LA RUBRIQUE JURIDIQUE ET FISCALE

Chevaux entraînés sans contrat signé : attention danger !

Par Blanche de Granvilliers, membre de l’Institut du droit équin

http://degranvilliers.fr

Une décision rendue par la Cour d’appel de Paris du 3 octobre 2024 vient rappeler aux entraîneurs professionnels les déboires auxquels ils s’exposent lorsqu’ils accueillent des chevaux de course dans leur établissement sans solliciter au préalable la signature d’un contrat d’entraînement. Aussi étonnant que cela puisse paraître, c’est souvent le silence du propriétaire qui viendra accroître le risque d’échouer devant les Juges.

Les faits à l’origine de la décision

En juin 2016, deux chevaux sont confiés à un entraîneur par Monsieur X, avec signature pour ses deux chevaux de contrats d’association valablement enregistrés informatiquement par France Galop.

Les relations entre Monsieur X et l’entraîneur vont durer un peu plus d’un an jusqu’en juillet 2017, période durant laquelle les chevaux vont courir et même percevoir des gains.

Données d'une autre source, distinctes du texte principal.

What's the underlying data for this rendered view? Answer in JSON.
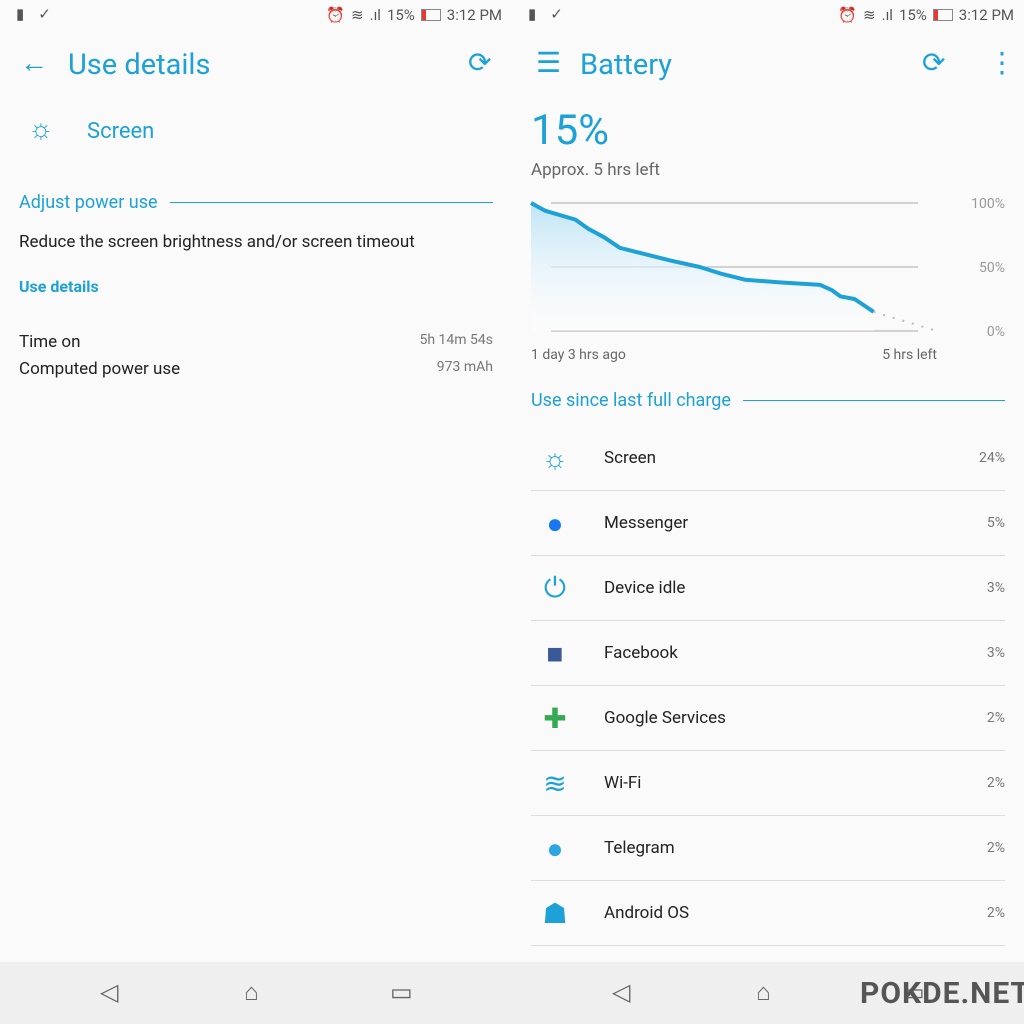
{
  "status": {
    "percent": "15%",
    "time": "3:12 PM"
  },
  "left": {
    "title": "Use details",
    "item": "Screen",
    "section": "Adjust power use",
    "advice": "Reduce the screen brightness and/or screen timeout",
    "link": "Use details",
    "rows": [
      {
        "label": "Time on",
        "value": "5h 14m 54s"
      },
      {
        "label": "Computed power use",
        "value": "973 mAh"
      }
    ]
  },
  "right": {
    "title": "Battery",
    "percent": "15%",
    "remaining": "Approx. 5 hrs left",
    "section": "Use since last full charge",
    "items": [
      {
        "name": "Screen",
        "pct": "24%",
        "icon": "brightness-icon"
      },
      {
        "name": "Messenger",
        "pct": "5%",
        "icon": "messenger-icon"
      },
      {
        "name": "Device idle",
        "pct": "3%",
        "icon": "power-icon"
      },
      {
        "name": "Facebook",
        "pct": "3%",
        "icon": "facebook-icon"
      },
      {
        "name": "Google Services",
        "pct": "2%",
        "icon": "google-services-icon"
      },
      {
        "name": "Wi-Fi",
        "pct": "2%",
        "icon": "wifi-icon"
      },
      {
        "name": "Telegram",
        "pct": "2%",
        "icon": "telegram-icon"
      },
      {
        "name": "Android OS",
        "pct": "2%",
        "icon": "android-icon"
      }
    ]
  },
  "chart_data": {
    "type": "line",
    "xlabel_start": "1 day 3 hrs ago",
    "xlabel_end": "5 hrs left",
    "yticks": [
      "100%",
      "50%",
      "0%"
    ],
    "ylim": [
      0,
      100
    ],
    "xlim": [
      -27,
      5
    ],
    "x": [
      -27,
      -25.9,
      -23.5,
      -22.5,
      -21.2,
      -20,
      -18.4,
      -16,
      -13.7,
      -12.1,
      -10.1,
      -7.4,
      -4.2,
      -3.3,
      -2.6,
      -1.5,
      0
    ],
    "values": [
      100,
      94,
      87,
      80,
      73,
      65,
      61,
      55,
      50,
      45,
      40,
      38,
      36,
      32,
      27,
      25,
      15
    ],
    "projection": {
      "x": [
        0,
        5
      ],
      "values": [
        15,
        0
      ]
    },
    "color": "#1ea1d6"
  },
  "watermark": "POKDE.NET"
}
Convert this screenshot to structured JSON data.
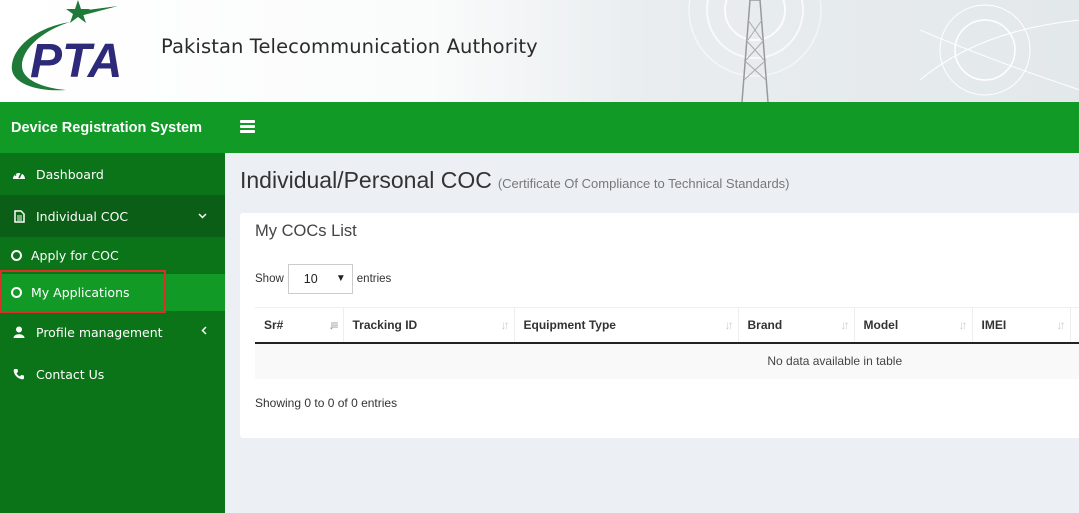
{
  "header": {
    "logo_text": "PTA",
    "org_name": "Pakistan Telecommunication Authority",
    "colors": {
      "logo_blue": "#2e2a7a",
      "logo_green": "#1f7a3a"
    }
  },
  "navbar": {
    "brand": "Device Registration System",
    "toggle_icon": "hamburger-icon",
    "color": "#119a26"
  },
  "sidebar": {
    "items": [
      {
        "label": "Dashboard",
        "icon": "dashboard-icon"
      },
      {
        "label": "Individual COC",
        "icon": "file-icon",
        "expanded": true,
        "chevron": "chevron-down-icon"
      },
      {
        "label": "Profile management",
        "icon": "user-icon",
        "chevron": "chevron-left-icon"
      },
      {
        "label": "Contact Us",
        "icon": "phone-icon"
      }
    ],
    "subitems": [
      {
        "label": "Apply for COC",
        "icon": "circle-icon"
      },
      {
        "label": "My Applications",
        "icon": "circle-icon",
        "active": true
      }
    ],
    "highlight_color": "#d9302a"
  },
  "main": {
    "title": "Individual/Personal COC",
    "subtitle": "(Certificate Of Compliance to Technical Standards)",
    "box": {
      "title": "My COCs List",
      "length_prefix": "Show",
      "length_value": "10",
      "length_suffix": "entries",
      "columns": [
        "Sr#",
        "Tracking ID",
        "Equipment Type",
        "Brand",
        "Model",
        "IMEI"
      ],
      "empty_message": "No data available in table",
      "info": "Showing 0 to 0 of 0 entries"
    }
  }
}
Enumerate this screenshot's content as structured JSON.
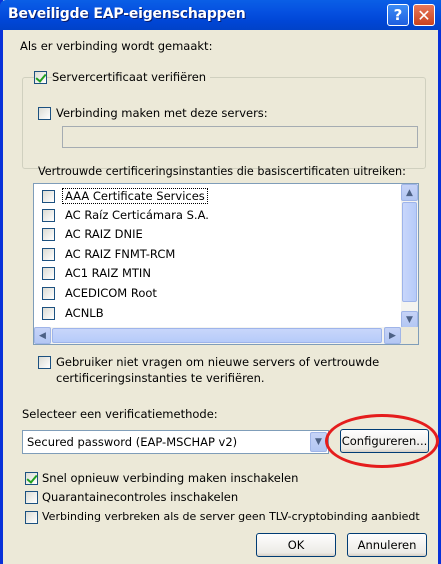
{
  "window": {
    "title": "Beveiligde EAP-eigenschappen",
    "help_glyph": "?",
    "close_glyph": "✕"
  },
  "connect_label": "Als er verbinding wordt gemaakt:",
  "verify_cert": {
    "label": "Servercertificaat verifiëren",
    "checked": true
  },
  "connect_servers": {
    "label": "Verbinding maken met deze servers:",
    "checked": false,
    "value": ""
  },
  "trusted_ca_label": "Vertrouwde certificeringsinstanties die basiscertificaten uitreiken:",
  "ca_list": [
    {
      "label": "AAA Certificate Services",
      "checked": false
    },
    {
      "label": "AC Raíz Certicámara S.A.",
      "checked": false
    },
    {
      "label": "AC RAIZ DNIE",
      "checked": false
    },
    {
      "label": "AC RAIZ FNMT-RCM",
      "checked": false
    },
    {
      "label": "AC1 RAIZ MTIN",
      "checked": false
    },
    {
      "label": "ACEDICOM Root",
      "checked": false
    },
    {
      "label": "ACNLB",
      "checked": false
    }
  ],
  "no_prompt": {
    "label_line1": "Gebruiker niet vragen om nieuwe servers of vertrouwde",
    "label_line2": "certificeringsinstanties te verifiëren.",
    "checked": false
  },
  "method_label": "Selecteer een verificatiemethode:",
  "method_select": {
    "value": "Secured password (EAP-MSCHAP v2)"
  },
  "configure_button": "Configureren...",
  "fast_reconnect": {
    "label": "Snel opnieuw verbinding maken inschakelen",
    "checked": true
  },
  "quarantine": {
    "label": "Quarantainecontroles inschakelen",
    "checked": false
  },
  "tlv_disconnect": {
    "label": "Verbinding verbreken als de server geen TLV-cryptobinding aanbiedt",
    "checked": false
  },
  "ok_button": "OK",
  "cancel_button": "Annuleren",
  "colors": {
    "titlebar": "#0054e3",
    "dialog_bg": "#ece9d8",
    "annotation": "#e51d1d"
  }
}
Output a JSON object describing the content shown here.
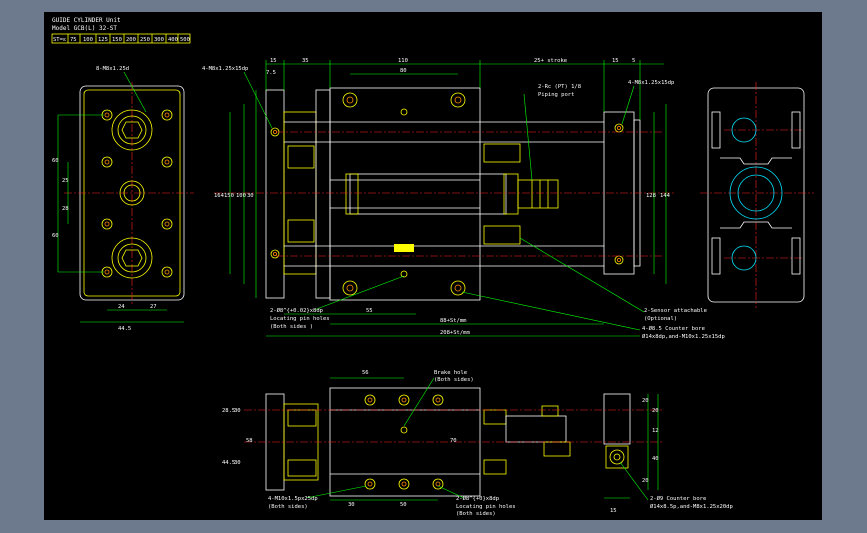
{
  "title": {
    "line1": "GUIDE CYLINDER Unit",
    "line2": "Model  GCB(L) 32-ST"
  },
  "stroke_table": {
    "header": "ST=ε",
    "values": [
      "75",
      "100",
      "125",
      "150",
      "200",
      "250",
      "300",
      "400",
      "500"
    ]
  },
  "dims_top": {
    "d15a": "15",
    "d35": "35",
    "d110": "110",
    "d80": "80",
    "d25st": "25+ stroke",
    "d15b": "15",
    "d5": "5",
    "d7_5": "7.5"
  },
  "dims_side": {
    "d164": "164",
    "d150": "150",
    "d100": "100",
    "d30": "30",
    "d128": "128",
    "d144": "144",
    "d60a": "60",
    "d25": "25",
    "d28": "28",
    "d60b": "60",
    "d24": "24",
    "d27": "27",
    "d44": "44.5"
  },
  "dims_bottom": {
    "d55": "55",
    "d88st": "88+St/mm",
    "d208st": "208+St/mm"
  },
  "notes_top": {
    "holes8": "8-M8x1.25d",
    "holes4l": "4-M8x1.25x15dp",
    "rc": "2-Rc (PT) 1/8",
    "rc_sub": "Piping port",
    "holes4r": "4-M8x1.25x15dp"
  },
  "notes_mid": {
    "pin1": "2-Ø8^{+0.02}x8dp",
    "pin1_sub": "Locating pin holes",
    "pin1_sub2": "(Both sides )",
    "sensor": "2-Sensor attachable",
    "sensor_sub": "(Optional)",
    "cbore": "4-Ø8.5 Counter bore",
    "cbore_sub": "Ø14x8dp,and-M10x1.25x15dp"
  },
  "dims_lower": {
    "d56": "56",
    "d58": "58",
    "d28_5": "28.5",
    "d30": "30",
    "d30b": "30",
    "d44_5": "44.5",
    "d30c": "30",
    "d50": "50",
    "d70": "70",
    "d20a": "20",
    "d20b": "20",
    "d20c": "20",
    "d12": "12",
    "d15": "15",
    "d40": "40"
  },
  "notes_lower": {
    "brake": "Brake hole",
    "brake_sub": "(Both sides)",
    "m10": "4-M10x1.5px25dp",
    "m10_sub": "(Both sides)",
    "pin2": "2-Ø8^{+0}x8dp",
    "pin2_sub": "Locating pin holes",
    "pin2_sub2": "(Both sides)",
    "cb2": "2-Ø9 Counter bore",
    "cb2_sub": "Ø14x8.5p,and-M8x1.25x20dp"
  }
}
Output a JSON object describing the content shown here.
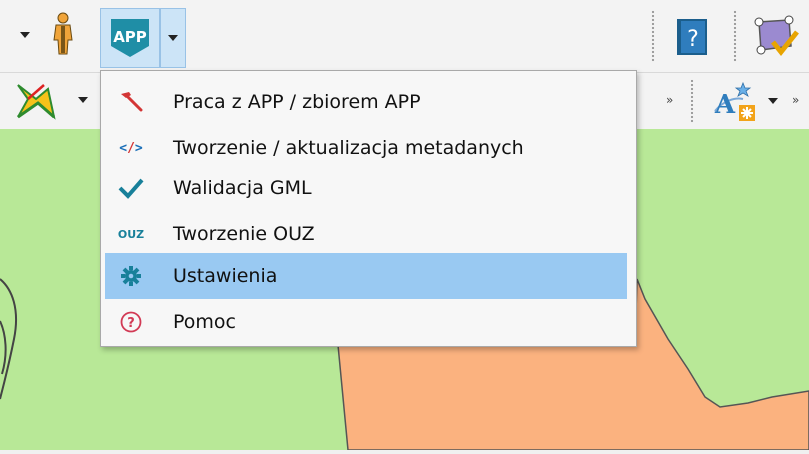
{
  "toolbar": {
    "app_badge": "APP",
    "help_glyph": "?",
    "overflow_chevron": "»"
  },
  "menu": {
    "items": [
      {
        "label": "Praca z APP / zbiorem APP",
        "icon": "hammer-icon"
      },
      {
        "label": "Tworzenie / aktualizacja metadanych",
        "icon": "code-tag-icon",
        "icon_text": "</>"
      },
      {
        "label": "Walidacja GML",
        "icon": "checkmark-icon"
      },
      {
        "label": "Tworzenie OUZ",
        "icon": "ouz-text-icon",
        "icon_text": "OUZ"
      },
      {
        "label": "Ustawienia",
        "icon": "gear-icon",
        "selected": true
      },
      {
        "label": "Pomoc",
        "icon": "help-circle-icon",
        "icon_text": "?"
      }
    ]
  },
  "colors": {
    "selection": "#99c9f2",
    "map_green": "#b8e897",
    "map_orange": "#fbb27f",
    "app_teal": "#1f8ea6",
    "check_teal": "#18809a",
    "help_red": "#d23a55"
  }
}
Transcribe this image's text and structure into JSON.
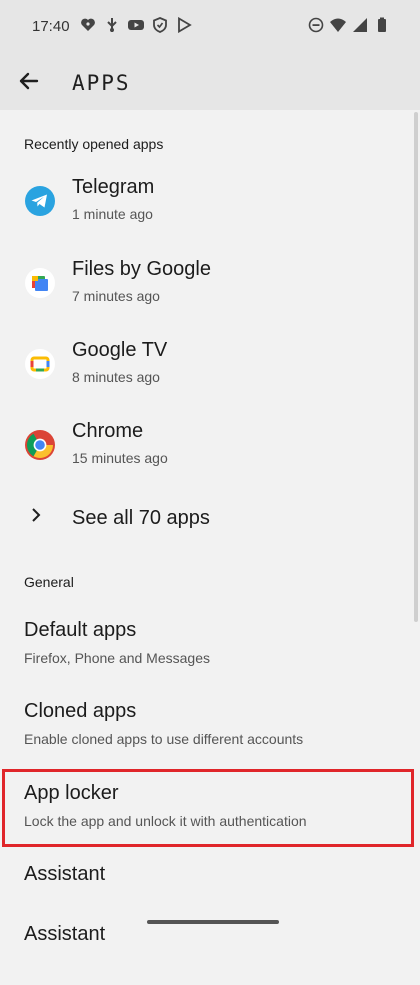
{
  "status_bar": {
    "time": "17:40",
    "left_icons": [
      "location-heart-icon",
      "usb-debug-icon",
      "youtube-icon",
      "shield-icon",
      "play-icon"
    ],
    "right_icons": [
      "dnd-icon",
      "wifi-icon",
      "signal-icon",
      "battery-icon"
    ]
  },
  "app_bar": {
    "title": "APPS"
  },
  "recent": {
    "header": "Recently opened apps",
    "apps": [
      {
        "name": "Telegram",
        "time": "1 minute ago"
      },
      {
        "name": "Files by Google",
        "time": "7 minutes ago"
      },
      {
        "name": "Google TV",
        "time": "8 minutes ago"
      },
      {
        "name": "Chrome",
        "time": "15 minutes ago"
      }
    ],
    "see_all": "See all 70 apps"
  },
  "general": {
    "header": "General",
    "items": [
      {
        "title": "Default apps",
        "subtitle": "Firefox, Phone and Messages"
      },
      {
        "title": "Cloned apps",
        "subtitle": "Enable cloned apps to use different accounts"
      },
      {
        "title": "App locker",
        "subtitle": "Lock the app and unlock it with authentication"
      },
      {
        "title": "Assistant",
        "subtitle": ""
      },
      {
        "title": "Assistant",
        "subtitle": ""
      }
    ]
  },
  "colors": {
    "highlight": "#e0262a",
    "telegram": "#2aa3e0"
  }
}
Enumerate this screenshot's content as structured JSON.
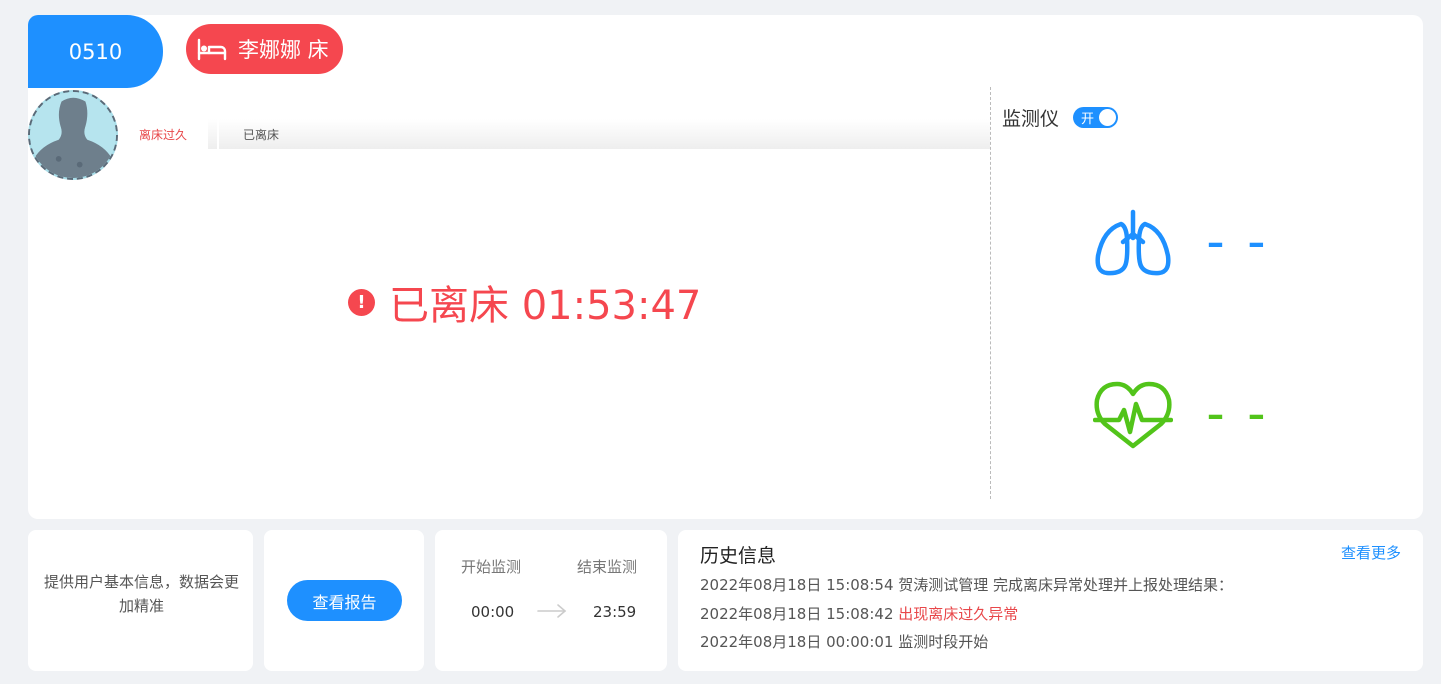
{
  "room": {
    "number": "0510"
  },
  "patient": {
    "name": "李娜娜 床",
    "icon": "bed-icon"
  },
  "status": {
    "warn_tab": "离床过久",
    "current_tab": "已离床"
  },
  "alert": {
    "text": "已离床 01:53:47",
    "icon": "alert-icon",
    "color": "#f5474f"
  },
  "monitor": {
    "label": "监测仪",
    "toggle_text": "开",
    "respiration": {
      "icon": "lungs-icon",
      "value": "– –",
      "color": "#1e90ff"
    },
    "heart": {
      "icon": "heart-pulse-icon",
      "value": "– –",
      "color": "#52c41a"
    }
  },
  "profile_tip": {
    "text": "提供用户基本信息，数据会更加精准"
  },
  "report": {
    "button_label": "查看报告"
  },
  "schedule": {
    "start_label": "开始监测",
    "end_label": "结束监测",
    "start_time": "00:00",
    "end_time": "23:59"
  },
  "history": {
    "title": "历史信息",
    "more_label": "查看更多",
    "entries": [
      {
        "time": "2022年08月18日 15:08:54",
        "text": "贺涛测试管理 完成离床异常处理并上报处理结果：",
        "highlight": ""
      },
      {
        "time": "2022年08月18日 15:08:42",
        "text": "",
        "highlight": "出现离床过久异常"
      },
      {
        "time": "2022年08月18日 00:00:01",
        "text": "监测时段开始",
        "highlight": ""
      }
    ]
  }
}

Les chevaux quittent l’établissement de l’entraîneur qui cède les parts dont il était propriétaire sur l’un des chevaux à Monsieur X qui en règle le prix et récupère son cheval. Jusque-là tout va bien, il s’agit de cessations de relations classiques entre un entraîneur et un de ses propriétaires. L’entraîneur aurait été mieux inspiré de clôturer les comptes à ce stade et exiger le paiement du solde de ses factures en invoquant un droit de rétention sur le cheval.

Quelques mois plus tard, Monsieur X, ancien notaire de profession, est l’objet d’une enquête pénale de grande envergure, où il est mis en examen pour des faits aussi graves qu’escroqueries en bande organisée, association de malfaiteurs et recel : immédiatement, le ministère de l’Intérieur somme France Galop de retirer ses agréments de propriétaire à Monsieur X, et ce malgré les contestations de ce dernier du fond de sa prison, où il avait été écroué.

En janvier 2019, l’entraîneur dont les pensions ne sont pas payées (Monsieur X étant toujours mis en examen) saisit le Tribunal d’une demande de paiement. Le propriétaire, toujours en détention, ne se fait pas représenter. Or, curieusement, le Tribunal refuse de condamner Monsieur X au motif qu’en l’absence de contrat de pension et d’éléments sur la propriété, l’entraîneur ne prouve pas que Monsieur X était bien propriétaire des deux chevaux.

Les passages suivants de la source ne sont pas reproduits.